Every sourcing conversation starts with three questions: what should this cost, who else should we buy from, and what have companies like us saved. Each took an analyst a day or more to answer, stitched together from old decks and tribal memory. Benchmarks arrived without context (no cohort, no sample size) and clients rightly pushed back.
The first attempt at an AI answer made it worse in a new way: a natural-language-to-SQL agent that guessed filter values, hallucinated categories that didn't exist, and burned three minutes of tokens to return zero rows.
A tool that answers 'are we overpaying, and who else could we buy from?' in minutes instead of a day. Every buying decision starts with three questions: what should this actually cost, who else could we buy it from, and what have similar companies saved by doing this? Answering them used to take an analyst a full day of digging through old files and memory, and the firm's first AI attempt made it worse by confidently inventing answers that were wrong. This answers all three in minutes, backed by real evidence drawn from hundreds of companies, never guesswork. It's the difference between telling a client 'I think you're overpaying' and showing them 'here's proof, based on what 200 comparable companies actually did.' I led the build, including scrapping the first approach that failed and replacing it with one that works: agents that retrieve valid, evidence-backed paths first, then run deterministic query templates, instead of writing SQL they can get wrong.
Make the corpus trustworthy first
Ingestion enforces hard invariants: no client-year double counting across dataset versions, plus completeness filters on partial extracts. Benchmarks are only as good as the discipline underneath them.
Compute ranges the defensible way
Peer percentiles aggregate to client level before any distribution is computed, so one client with thirty projects can't masquerade as thirty peers. Every range ships with its cohort and sample size.
Index what's askable
Instead of letting an agent guess filters, the platform indexes the valid analytical paths through the data: real categories, real cohorts, each with evidence attached. The agent's first move is always retrieval, never generation.

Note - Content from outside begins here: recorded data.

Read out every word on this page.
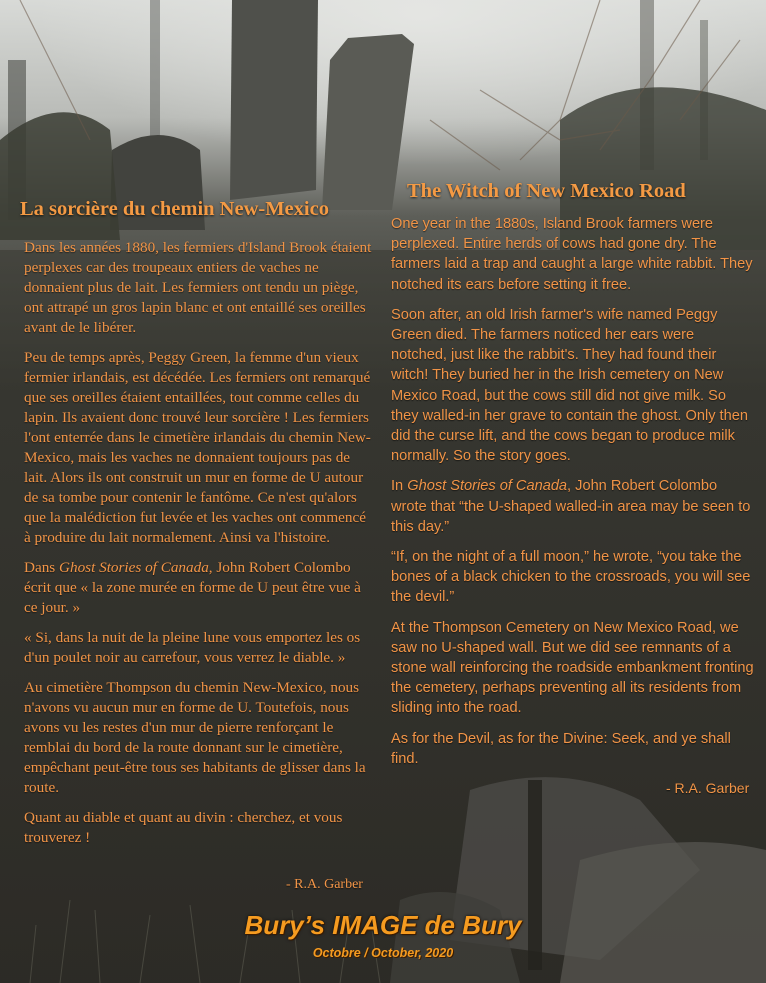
La sorcière du chemin New-Mexico

Dans les années 1880, les fermiers d'Island Brook étaient perplexes car des troupeaux entiers de vaches ne donnaient plus de lait. Les fermiers ont tendu un piège, ont attrapé un gros lapin blanc et ont entaillé ses oreilles avant de le libérer.

Peu de temps après, Peggy Green, la femme d'un vieux fermier irlandais, est décédée. Les fermiers ont remarqué que ses oreilles étaient entaillées, tout comme celles du lapin. Ils avaient donc trouvé leur sorcière ! Les fermiers l'ont enterrée dans le cimetière irlandais du chemin New-Mexico, mais les vaches ne donnaient toujours pas de lait. Alors ils ont construit un mur en forme de U autour de sa tombe pour contenir le fantôme. Ce n'est qu'alors que la malédiction fut levée et les vaches ont commencé à produire du lait normalement. Ainsi va l'histoire.

Dans Ghost Stories of Canada, John Robert Colombo écrit que « la zone murée en forme de U peut être vue à ce jour. »

« Si, dans la nuit de la pleine lune vous emportez les os d'un poulet noir au carrefour, vous verrez le diable. »

Au cimetière Thompson du chemin New-Mexico, nous n'avons vu aucun mur en forme de U. Toutefois, nous avons vu les restes d'un mur de pierre renforçant le remblai du bord de la route donnant sur le cimetière, empêchant peut-être tous ses habitants de glisser dans la route.

Quant au diable et quant au divin : cherchez, et vous trouverez !

- R.A. Garber
The Witch of New Mexico Road

One year in the 1880s, Island Brook farmers were perplexed. Entire herds of cows had gone dry. The farmers laid a trap and caught a large white rabbit. They notched its ears before setting it free.

Soon after, an old Irish farmer's wife named Peggy Green died. The farmers noticed her ears were notched, just like the rabbit's. They had found their witch! They buried her in the Irish cemetery on New Mexico Road, but the cows still did not give milk. So they walled-in her grave to contain the ghost. Only then did the curse lift, and the cows began to produce milk normally. So the story goes.

In Ghost Stories of Canada, John Robert Colombo wrote that “the U-shaped walled-in area may be seen to this day.”

“If, on the night of a full moon,” he wrote, “you take the bones of a black chicken to the crossroads, you will see the devil.”

At the Thompson Cemetery on New Mexico Road, we saw no U-shaped wall. But we did see remnants of a stone wall reinforcing the roadside embankment fronting the cemetery, perhaps preventing all its residents from sliding into the road.

As for the Devil, as for the Divine: Seek, and ye shall find.

- R.A. Garber
Bury’s IMAGE de Bury
Octobre / October, 2020
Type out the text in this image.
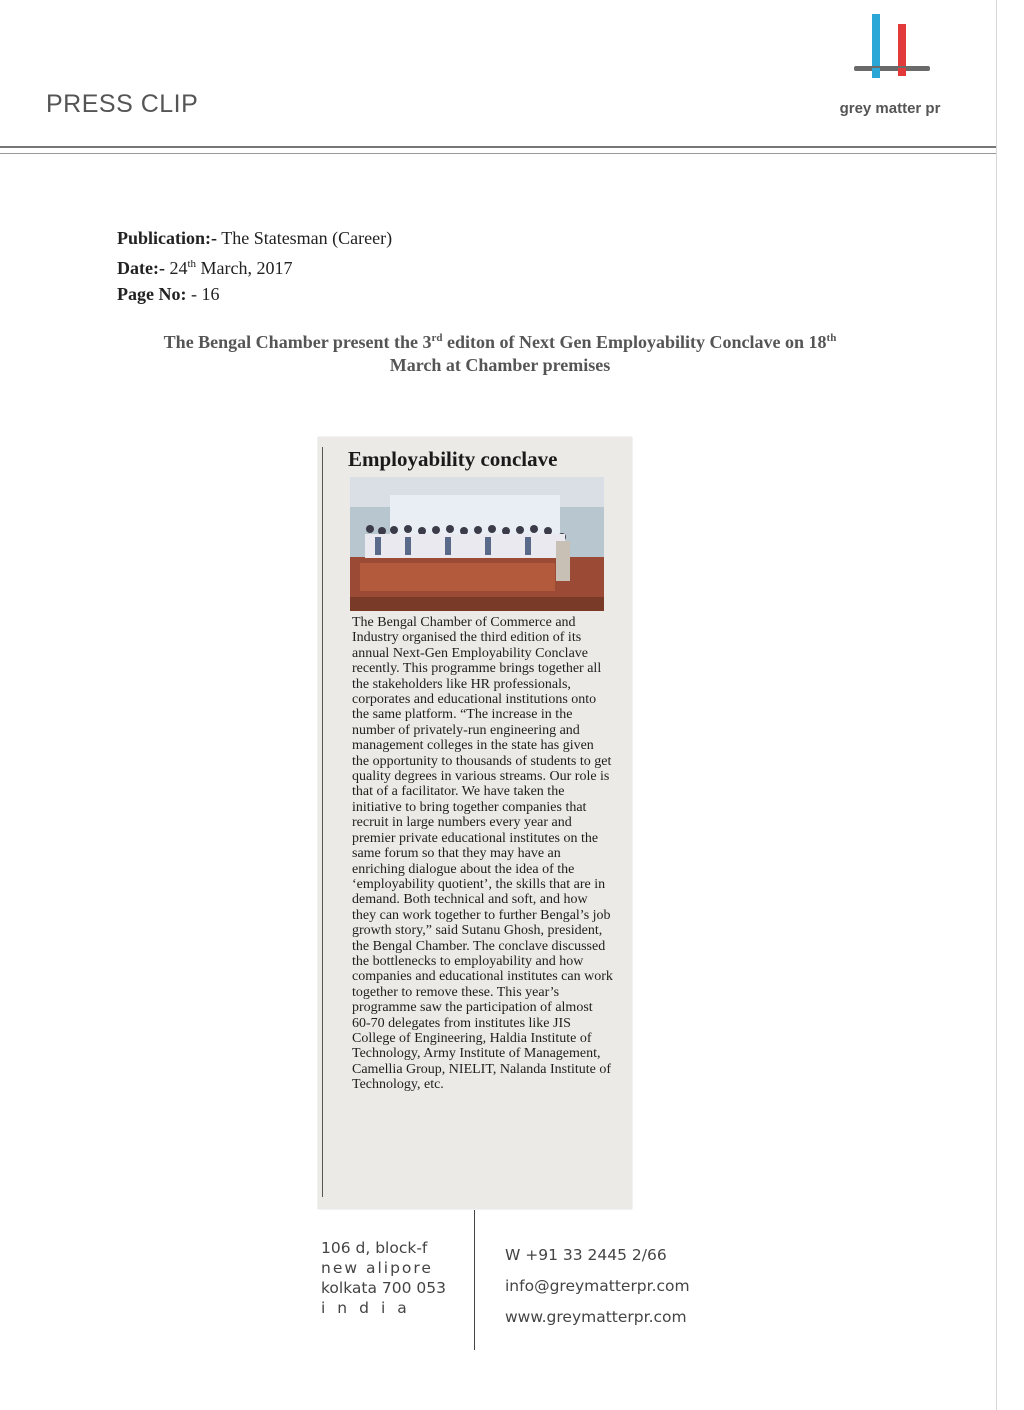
PRESS CLIP	grey matter pr
Publication:- The Statesman (Career)
Date:- 24th March, 2017
Page No: - 16
The Bengal Chamber present the 3rd editon of Next Gen Employability Conclave on 18th
March at Chamber premises
Employability conclave
The Bengal Chamber of Commerce and Industry organised the third edition of its annual Next-Gen Employability Conclave recently. This programme brings together all the stakeholders like HR professionals, corporates and educational institutions onto the same platform. “The increase in the number of privately-run engineering and management colleges in the state has given the opportunity to thousands of students to get quality degrees in various streams. Our role is that of a facilitator. We have taken the initiative to bring together companies that recruit in large numbers every year and premier private educational institutes on the same forum so that they may have an enriching dialogue about the idea of the ‘employability quotient’, the skills that are in demand. Both technical and soft, and how they can work together to further Bengal’s job growth story,” said Sutanu Ghosh, president, the Bengal Chamber. The conclave discussed the bottlenecks to employability and how companies and educational institutes can work together to remove these. This year’s programme saw the participation of almost 60-70 delegates from institutes like JIS College of Engineering, Haldia Institute of Technology, Army Institute of Management, Camellia Group, NIELIT, Nalanda Institute of Technology, etc.
106 d, block-f
new alipore
kolkata 700 053
india
W +91 33 2445 2/66
info@greymatterpr.com
www.greymatterpr.com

Two tools, no free-form SQL
Each agent gets exactly two tools: search the paths, then pull through a deterministic SQL template with validated parameters. Empty results stopped meaning 'bad guess' and started meaning 'the data isn't there.'
Answers become artifacts
Results return as schema-tagged sections that render into briefs, shortlists, and Excel exports: replayable, auditable, and consumable by other internal tools through the same APIs.
Realized beats projected
The savings library stages every initiative by how far it actually got. Showing clients what peers executed, not what consultants once proposed, is what ended the benchmark arguments.
Retrieval-first agents
The pivot from NL-to-SQL to retrieve-then-decide took pulls from ~3 minutes to ~30 seconds and near-eliminated empty results. The pattern now underpins every agent on the platform.
Anonymity in depth
Identity columns are stripped before the model sees rows, prompts forbid naming, and a final sanitizer scrubs answers. Benchmarking confidentiality can't hinge on one layer behaving.
Schema-tagged payloads
Outputs carry their own column schema, so the frontend parses structure instead of hard-coding field names. Data evolves; parsers survive.